Why is the Newest Romeo & Juliet Film So Full of Sparkle?

When you see the newest film version of Shakespeare’s classic “Romeo & Juliet”, released October 11, 2013 and starring Hailee Steinfeld and Douglas Booth, don’t be surprised by the extra sparkle and bling in the gorgeous gowns and tunics. There’s an extra good reason behind the sparkle in those stunning Renaissance costumes. One of the film’s producers is Swarovski Entertainment. Does that name ring a bell?

Nadja Swarovski, whose great-great-grandfather founded the famous Swarovski Crystal company and that is now a $3.5 billion global brand known for their Swarovski crystal rhinestone jewelry and other products, is an executive board member there today.

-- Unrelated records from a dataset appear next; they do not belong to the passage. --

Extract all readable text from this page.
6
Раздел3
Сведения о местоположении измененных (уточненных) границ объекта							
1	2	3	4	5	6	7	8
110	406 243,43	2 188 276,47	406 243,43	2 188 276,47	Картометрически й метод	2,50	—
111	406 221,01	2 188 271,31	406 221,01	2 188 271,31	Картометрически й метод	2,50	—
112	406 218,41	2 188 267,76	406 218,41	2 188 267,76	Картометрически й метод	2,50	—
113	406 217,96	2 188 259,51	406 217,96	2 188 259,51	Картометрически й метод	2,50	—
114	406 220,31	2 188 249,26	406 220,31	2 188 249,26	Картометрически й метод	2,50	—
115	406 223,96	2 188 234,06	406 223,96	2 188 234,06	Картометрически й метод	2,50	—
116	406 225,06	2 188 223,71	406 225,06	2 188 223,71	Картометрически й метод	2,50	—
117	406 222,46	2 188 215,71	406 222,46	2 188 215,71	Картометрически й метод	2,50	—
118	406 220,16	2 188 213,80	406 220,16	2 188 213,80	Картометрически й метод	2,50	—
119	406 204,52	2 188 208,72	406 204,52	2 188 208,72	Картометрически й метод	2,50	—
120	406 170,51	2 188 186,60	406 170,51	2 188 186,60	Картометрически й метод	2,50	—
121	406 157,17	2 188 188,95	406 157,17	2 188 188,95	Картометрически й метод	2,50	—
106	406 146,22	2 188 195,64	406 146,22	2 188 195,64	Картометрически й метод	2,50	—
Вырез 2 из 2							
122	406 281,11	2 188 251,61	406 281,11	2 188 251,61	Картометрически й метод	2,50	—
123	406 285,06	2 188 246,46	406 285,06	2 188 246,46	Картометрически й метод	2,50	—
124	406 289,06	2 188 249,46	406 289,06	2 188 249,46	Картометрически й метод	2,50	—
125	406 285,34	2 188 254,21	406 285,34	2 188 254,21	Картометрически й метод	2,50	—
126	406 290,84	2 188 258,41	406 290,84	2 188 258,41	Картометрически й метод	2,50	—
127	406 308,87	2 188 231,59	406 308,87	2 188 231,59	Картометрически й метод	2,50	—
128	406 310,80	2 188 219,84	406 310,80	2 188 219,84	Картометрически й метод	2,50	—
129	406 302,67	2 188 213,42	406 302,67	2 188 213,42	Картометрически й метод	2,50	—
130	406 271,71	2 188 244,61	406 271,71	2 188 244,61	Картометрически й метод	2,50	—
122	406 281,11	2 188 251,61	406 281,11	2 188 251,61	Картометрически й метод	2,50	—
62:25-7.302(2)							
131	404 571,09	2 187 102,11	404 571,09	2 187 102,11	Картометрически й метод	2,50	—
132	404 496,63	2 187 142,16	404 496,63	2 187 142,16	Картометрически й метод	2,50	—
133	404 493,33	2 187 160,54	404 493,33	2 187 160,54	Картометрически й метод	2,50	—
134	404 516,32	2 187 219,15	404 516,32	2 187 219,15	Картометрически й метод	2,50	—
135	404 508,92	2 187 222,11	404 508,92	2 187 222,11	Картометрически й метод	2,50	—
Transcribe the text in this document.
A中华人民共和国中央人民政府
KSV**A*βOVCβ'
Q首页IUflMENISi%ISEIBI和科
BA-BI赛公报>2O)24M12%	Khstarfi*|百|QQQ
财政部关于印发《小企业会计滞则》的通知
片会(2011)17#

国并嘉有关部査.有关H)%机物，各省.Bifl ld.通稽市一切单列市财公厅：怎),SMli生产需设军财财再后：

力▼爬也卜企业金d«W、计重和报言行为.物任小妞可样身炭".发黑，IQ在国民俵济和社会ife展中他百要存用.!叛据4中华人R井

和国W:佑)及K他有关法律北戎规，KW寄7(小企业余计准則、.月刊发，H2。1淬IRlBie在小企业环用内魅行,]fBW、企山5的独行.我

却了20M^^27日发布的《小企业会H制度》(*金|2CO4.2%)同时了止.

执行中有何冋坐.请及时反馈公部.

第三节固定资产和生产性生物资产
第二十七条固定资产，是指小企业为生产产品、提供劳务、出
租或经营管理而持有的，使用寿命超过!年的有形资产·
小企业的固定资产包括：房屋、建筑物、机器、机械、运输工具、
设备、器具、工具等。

She is friends with Julian Fellowes, writer of television’s “Downtown Abbey”, who adapted this version of “Romeo & Juliet”, and who called her regarding a possible investment in the film. It was clearly a match meant to be. Swarovski Entertainment, the film production arm of the Swarovski Corporation was thus born in 2011, headed by Nadja Swarovski.
Of course, Swarovski crystals have been an important part of iconic film wardrobes for decades — think of Dorothy’s ruby slippers in “The Wizard of Oz”. Now, Swarovski will have a bigger stake in the film industry and, we can hope, the costumes will be even more lovely.

This film version of “Romeo & Juliet” was filmed on location in the Italian cities of Verona and Mantua where Shakespeare originally set the play. Unlike his medieval timeframe, however, director Carlo Carlei has moved up the play to the Renaissance period — much to the delight of costume designer Carlo Poggioli. The Renaissance in Italy was a time of richness and great beauty in art and fabric. This has allowed Poggioli, with the help of Swarovski’s London showroom, to embellish the handmade silks, velvets and chiffons with as much sparkle and flash as he wants. Renaissance fashions for both men and women provided many opportunities for adding Swarovski crystals accents — on belts, bodices, trims, cloak brooches and mesh hair nets — even just hiding in the many folds and flows of these beautiful gowns and tunics.

This is going to be a beautiful movie to see. Between the historic, authentic sets, the more-than-attractive cast and the lavish and beautiful costuming, the aesthetics of this film are not to be missed. (The writer, director and actors have the credits to back-up the likelihood that it’s going to be a terrific film for other reasons, too, but this piece is all about the bling!) Best Costume Oscar possibilities perhaps? We might see the film for the clothes alone! “What light through yonder window breaks?” Oh, it’s the shine from those Swarovski crystals!